Cultivating character

A person’s character or personality is developed over the years showing his or her mental or moral qualities and individuality. When a person is perhaps learned or cultured with good and kind qualities and helpful, the person can be considered a Junzi (Superior man) or even a Da Ren (Great man). However if the same person actually turns out to be quarrelsome, spiteful and more often than not brings harm to other human(s) with ill intent then he or she is considered a Xiao Ren (Mean man).

The ancients hold much concern for humanity, therefore they try to teach rulers and kings and the learned who listened to cultivate their character with virtues. Only when the rulers and those who help them rule are virtuous can the people enjoy their lives in peace and harmony, and not brought to harm or ruin.

However we know from experience and studies that it proves difficult for a person to change his or her character for the better. The Chinese adage: ‘changing a kingdom is easier than to move original character’ perhaps support the thought. (It has always been much easier by neglecting our own cultivation and changes it for the worse.) The adage could have been derived from the following conversation between Confucius and Duke Ai who asked about government (extracts):

The Master said "With the right men the growth of government is rapid, just as vegetation is rapid in the earth; and, moreover, their government might be called an easily-growing rush.”

"Therefore the administration of government lies in getting proper men. Such men are to be got by means of the ruler's own character. That character is to be cultivated by his treading in the ways of duty.

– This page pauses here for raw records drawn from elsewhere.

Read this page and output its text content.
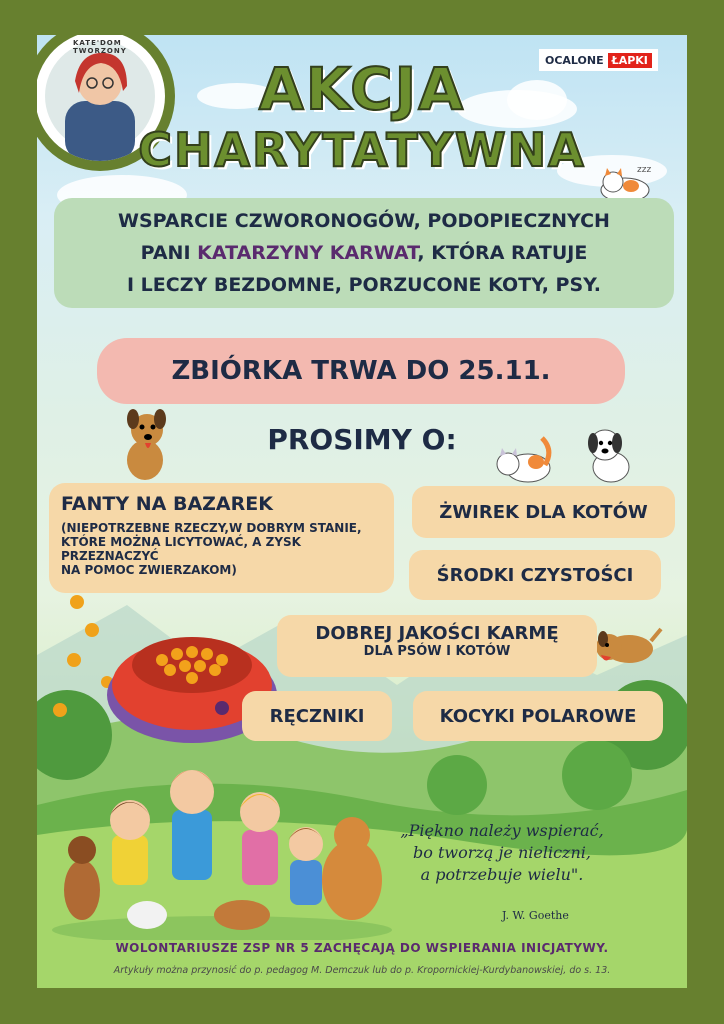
zzz
KATE'DOM TWORZONY
OCALONE ŁAPKI
AKCJA
CHARYTATYWNA
WSPARCIE CZWORONOGÓW, PODOPIECZNYCH
PANI KATARZYNY KARWAT, KTÓRA RATUJE
I LECZY BEZDOMNE, PORZUCONE KOTY, PSY.
ZBIÓRKA TRWA DO 25.11.
PROSIMY O:
FANTY NA BAZAREK
(NIEPOTRZEBNE RZECZY,W DOBRYM STANIE,
KTÓRE MOŻNA LICYTOWAĆ, A ZYSK PRZEZNACZYĆ
NA POMOC ZWIERZAKOM)
ŻWIREK DLA KOTÓW
ŚRODKI CZYSTOŚCI
DOBREJ JAKOŚCI KARMĘ
DLA PSÓW I KOTÓW
RĘCZNIKI	KOCYKI POLAROWE
„Piękno należy wspierać,
bo tworzą je nieliczni,
a potrzebuje wielu".
J. W. Goethe
WOLONTARIUSZE ZSP NR 5 ZACHĘCAJĄ DO WSPIERANIA INICJATYWY.
Artykuły można przynosić do p. pedagog M. Demczuk lub do p. Kropornickiej-Kurdybanowskiej, do s. 13.
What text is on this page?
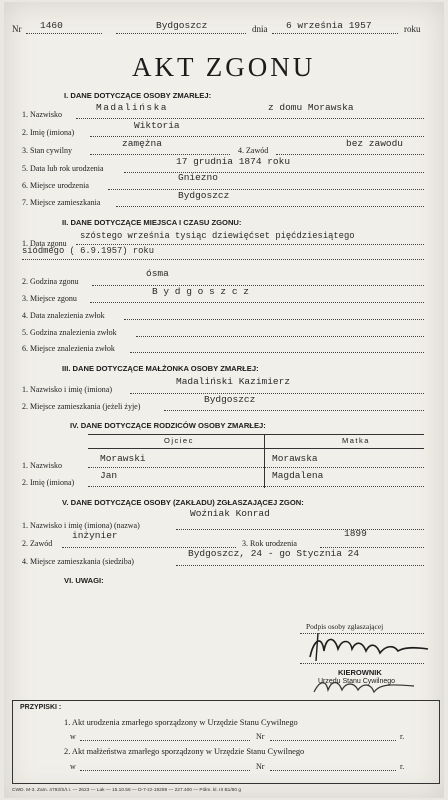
Nr 1460	Bydgoszcz	dnia 6 września 1957	roku
AKT ZGONU
I. DANE DOTYCZĄCE OSOBY ZMARŁEJ:
1. Nazwisko
Madalińska	z domu Morawska
2. Imię (imiona)
Wiktoria
3. Stan cywilny
zamężna
4. Zawód
bez zawodu
5. Data lub rok urodzenia
17 grudnia 1874 roku
6. Miejsce urodzenia
Gniezno
7. Miejsce zamieszkania
Bydgoszcz
II. DANE DOTYCZĄCE MIEJSCA I CZASU ZGONU:
1. Data zgonu
szóstego września tysiąc dziewięćset pięćdziesiątego
siódmego ( 6.9.1957) roku
2. Godzina zgonu
ósma
3. Miejsce zgonu
B y d g o s z c z
4. Data znalezienia zwłok
5. Godzina znalezienia zwłok
6. Miejsce znalezienia zwłok
III. DANE DOTYCZĄCE MAŁŻONKA OSOBY ZMARŁEJ:
1. Nazwisko i imię (imiona)
Madaliński Kazimierz
2. Miejsce zamieszkania (jeżeli żyje)
Bydgoszcz
IV. DANE DOTYCZĄCE RODZICÓW OSOBY ZMARŁEJ:
Ojciec	Matka
1. Nazwisko
Morawski	Morawska
2. Imię (imiona)
Jan	Magdalena
V. DANE DOTYCZĄCE OSOBY (ZAKŁADU) ZGŁASZAJĄCEJ ZGON:
1. Nazwisko i imię (imiona) (nazwa)
Woźniak Konrad
2. Zawód
inżynier
3. Rok urodzenia
1899
4. Miejsce zamieszkania (siedziba)
Bydgoszcz, 24 - go Stycznia 24
VI. UWAGI:
Podpis osoby zgłaszającej
KIEROWNIK
Urzędu Stanu Cywilnego
PRZYPISKI :
1. Akt urodzenia zmarłego sporządzony w Urzędzie Stanu Cywilnego
w	Nr	r.
2. Akt małżeństwa zmarłego sporządzony w Urzędzie Stanu Cywilnego
w	Nr	r.
CWD. M-3. Zam. 4793/S/I.I. — 2623 — Lak — 15.10.56 — D-7-zz-19289 — 227.400 — Półm. kl. III B1/80 g
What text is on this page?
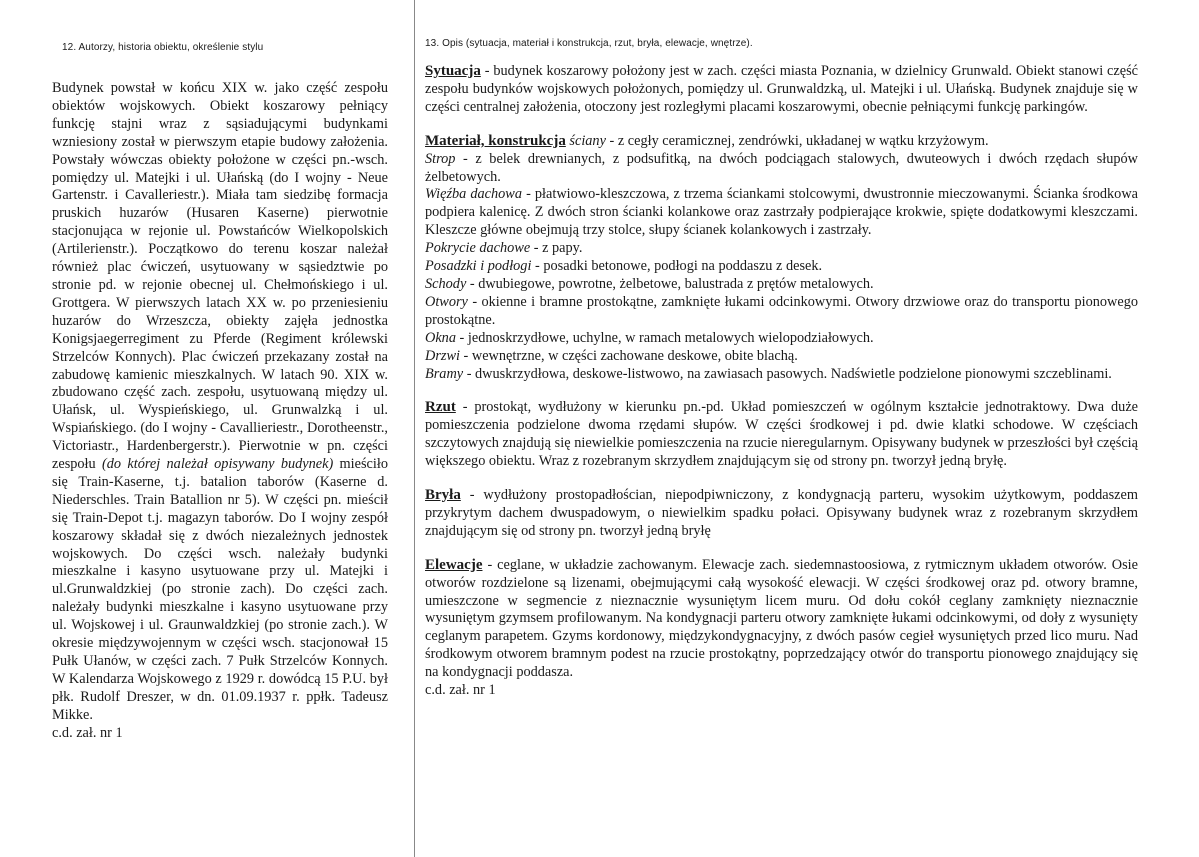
12. Autorzy, historia obiektu, określenie stylu	13. Opis (sytuacja, materiał i konstrukcja, rzut, bryła, elewacje, wnętrze).

Budynek powstał w końcu XIX w. jako część zespołu obiektów wojskowych. Obiekt koszarowy pełniący funkcję stajni wraz z sąsiadującymi budynkami wzniesiony został w pierwszym etapie budowy założenia. Powstały wówczas obiekty położone w części pn.-wsch. pomiędzy ul. Matejki i ul. Ułańską (do I wojny - Neue Gartenstr. i Cavalleriestr.). Miała tam siedzibę formacja pruskich huzarów (Husaren Kaserne) pierwotnie stacjonująca w rejonie ul. Powstańców Wielkopolskich (Artilerienstr.). Początkowo do terenu koszar należał również plac ćwiczeń, usytuowany w sąsiedztwie po stronie pd. w rejonie obecnej ul. Chełmońskiego i ul. Grottgera. W pierwszych latach XX w. po przeniesieniu huzarów do Wrzeszcza, obiekty zajęła jednostka Konigsjaegerregiment zu Pferde (Regiment królewski Strzelców Konnych). Plac ćwiczeń przekazany został na zabudowę kamienic mieszkalnych. W latach 90. XIX w. zbudowano część zach. zespołu, usytuowaną między ul. Ułańsk, ul. Wyspieńskiego, ul. Grunwalzką i ul. Wspiańskiego. (do I wojny - Cavallieriestr., Dorotheenstr., Victoriastr., Hardenbergerstr.). Pierwotnie w pn. części zespołu (do której należał opisywany budynek) mieściło się Train-Kaserne, t.j. batalion taborów (Kaserne d. Niederschles. Train Batallion nr 5). W części pn. mieścił się Train-Depot t.j. magazyn taborów. Do I wojny zespół koszarowy składał się z dwóch niezależnych jednostek wojskowych. Do części wsch. należały budynki mieszkalne i kasyno usytuowane przy ul. Matejki i ul.Grunwaldzkiej (po stronie zach). Do części zach. należały budynki mieszkalne i kasyno usytuowane przy ul. Wojskowej i ul. Graunwaldzkiej (po stronie zach.). W okresie międzywojennym w części wsch. stacjonował 15 Pułk Ułanów, w części zach. 7 Pułk Strzelców Konnych. W Kalendarza Wojskowego z 1929 r. dowódcą 15 P.U. był płk. Rudolf Dreszer, w dn. 01.09.1937 r. ppłk. Tadeusz Mikke.

c.d. zał. nr 1
Sytuacja - budynek koszarowy położony jest w zach. części miasta Poznania, w dzielnicy Grunwald. Obiekt stanowi część zespołu budynków wojskowych położonych, pomiędzy ul. Grunwaldzką, ul. Matejki i ul. Ułańską. Budynek znajduje się w części centralnej założenia, otoczony jest rozległymi placami koszarowymi, obecnie pełniącymi funkcję parkingów.
Materiał, konstrukcja ściany - z cegły ceramicznej, zendrówki, układanej w wątku krzyżowym.
Strop - z belek drewnianych, z podsufitką, na dwóch podciągach stalowych, dwuteowych i dwóch rzędach słupów żelbetowych.
Więźba dachowa - płatwiowo-kleszczowa, z trzema ściankami stolcowymi, dwustronnie mieczowanymi. Ścianka środkowa podpiera kalenicę. Z dwóch stron ścianki kolankowe oraz zastrzały podpierające krokwie, spięte dodatkowymi kleszczami. Kleszcze główne obejmują trzy stolce, słupy ścianek kolankowych i zastrzały.
Pokrycie dachowe - z papy.
Posadzki i podłogi - posadki betonowe, podłogi na poddaszu z desek.
Schody - dwubiegowe, powrotne, żelbetowe, balustrada z prętów metalowych.
Otwory - okienne i bramne prostokątne, zamknięte łukami odcinkowymi. Otwory drzwiowe oraz do transportu pionowego prostokątne.
Okna - jednoskrzydłowe, uchylne, w ramach metalowych wielopodziałowych.
Drzwi - wewnętrzne, w części zachowane deskowe, obite blachą.
Bramy - dwuskrzydłowa, deskowe-listwowo, na zawiasach pasowych. Nadświetle podzielone pionowymi szczeblinami.
Rzut - prostokąt, wydłużony w kierunku pn.-pd. Układ pomieszczeń w ogólnym kształcie jednotraktowy. Dwa duże pomieszczenia podzielone dwoma rzędami słupów. W części środkowej i pd. dwie klatki schodowe. W częściach szczytowych znajdują się niewielkie pomieszczenia na rzucie nieregularnym. Opisywany budynek w przeszłości był częścią większego obiektu. Wraz z rozebranym skrzydłem znajdującym się od strony pn. tworzył jedną bryłę.
Bryła - wydłużony prostopadłościan, niepodpiwniczony, z kondygnacją parteru, wysokim użytkowym, poddaszem przykrytym dachem dwuspadowym, o niewielkim spadku połaci. Opisywany budynek wraz z rozebranym skrzydłem znajdującym się od strony pn. tworzył jedną bryłę
Elewacje - ceglane, w układzie zachowanym. Elewacje zach. siedemnastoosiowa, z rytmicznym układem otworów. Osie otworów rozdzielone są lizenami, obejmującymi całą wysokość elewacji. W części środkowej oraz pd. otwory bramne, umieszczone w segmencie z nieznacznie wysuniętym licem muru. Od dołu cokół ceglany zamknięty nieznacznie wysuniętym gzymsem profilowanym. Na kondygnacji parteru otwory zamknięte łukami odcinkowymi, od doły z wysunięty ceglanym parapetem. Gzyms kordonowy, międzykondygnacyjny, z dwóch pasów cegieł wysuniętych przed lico muru. Nad środkowym otworem bramnym podest na rzucie prostokątny, poprzedzający otwór do transportu pionowego znajdujący się na kondygnacji poddasza.
c.d. zał. nr 1
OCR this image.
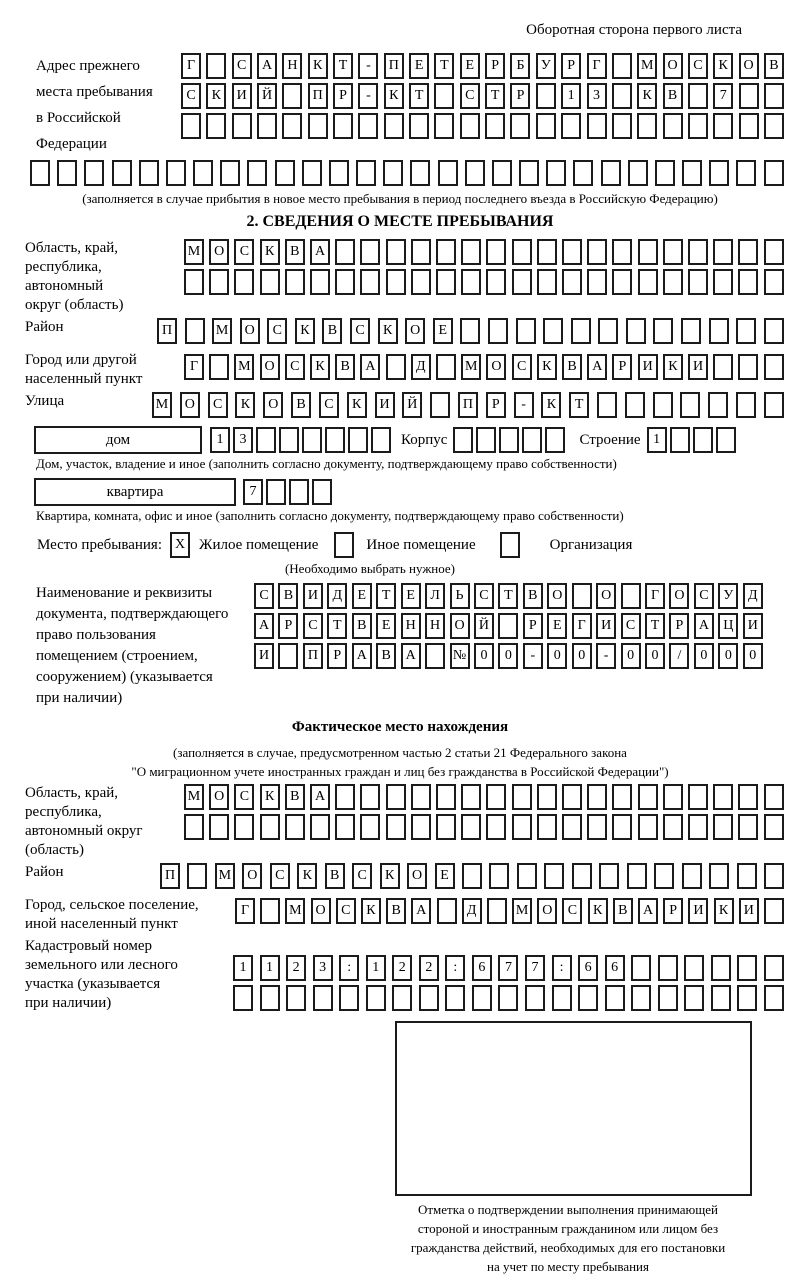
Оборотная сторона первого листа
Адрес прежнего
места пребывания
в Российской
Федерации
Г	С	А	Н	К	Т	-	П	Е	Т	Е	Р	Б	У	Р	Г	М	О	С	К	О	В
С	К	И	Й	П	Р	-	К	Т	С	Т	Р	1	3	К	В	7
(заполняется в случае прибытия в новое место пребывания в период последнего въезда в Российскую Федерацию)
2. СВЕДЕНИЯ О МЕСТЕ ПРЕБЫВАНИЯ
Область, край,
республика,
автономный
округ (область)
М О	С	К	В	А
Район	П	М	О	С	К	В	С	К	О	Е
Город или другой
населенный пункт
Г	М О	С	К	В	А	Д	М О	С	К	В	А	Р	И	К	И
Улица	М	О	С	К	О	В	С	К	И	Й	П	Р	-	К	Т
дом	1	3	Корпус	Строение 1
Дом, участок, владение и иное (заполнить согласно документу, подтверждающему право собственности)
квартира	7
Квартира, комната, офис и иное (заполнить согласно документу, подтверждающему право собственности)
Место пребывания: X Жилое помещение	Иное помещение	Организация
(Необходимо выбрать нужное)
Наименование и реквизиты
документа, подтверждающего
право пользования
помещением (строением,
сооружением) (указывается
при наличии)
С	В	И	Д	Е	Т	Е	Л	Ь	С	Т	В	О	О	Г	О	С	У	Д
А	Р	С	Т	В	Е	Н	Н	О	Й	Р	Е	Г	И	С	Т	Р	А	Ц	И
И	П	Р	А	В	А	№	0	0	-	0	0	-	0	0	/	0	0	0
Фактическое место нахождения
(заполняется в случае, предусмотренном частью 2 статьи 21 Федерального закона
"О миграционном учете иностранных граждан и лиц без гражданства в Российской Федерации")
Область, край,
республика,
автономный округ
(область)
М О	С	К	В	А
Район	П	М	О	С	К	В	С	К	О	Е
Город, сельское поселение,
иной населенный пункт
Г	М О	С	К	В	А	Д	М О	С	К	В	А	Р	И	К	И
Кадастровый номер
земельного или лесного
участка (указывается
при наличии)
1	1	2	3	:	1	2	2	:	6	7	7	:	6	6
Отметка о подтверждении выполнения принимающей
стороной и иностранным гражданином или лицом без
гражданства действий, необходимых для его постановки
на учет по месту пребывания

And the treading those ways of duty is to be cultivated by the cherishing of benevolence.”

"Benevolence is the characteristic element of humanity, and the great exercise of it is in loving relatives. Righteousness is the accordance of actions with what is right, and the great exercise of it is in honoring the worthy. The decreasing measures of the love due to relatives, and the steps in the honor due to the worthy, are produced by the principle of propriety.”

"Hence the sovereign may not neglect the cultivation of his own character. Wishing to cultivate his character, he may not neglect to serve his parents. In order to serve his parents, he may not neglect to acquire knowledge of men. In order to know men, he may not dispense with knowledge of Heaven.”

The Master said, "To be fond of learning is to be near to knowledge. To practice with vigor is to be near to magnanimity. To possess the feeling of shame is to be near to energy.”

"He who knows these three things knows how to cultivate his own character. Knowing how to cultivate his own character, he knows how to govern other men. Knowing how to govern other men, he knows how to govern the kingdom with all its states and families.” [Doctrine of the Mean XX – Legge – Wengu - Resources link]

In case you think it is a waste of time to cultivate our character for the better, think again. It can help change our fate or our destiny. That is why we learn from the Zhouyi that with the proper conduct of a Junzi we can master our own fate. Do take note that cultivating character for the better takes a long time. It will be a gradual and continual process. And it forms part of the far journey.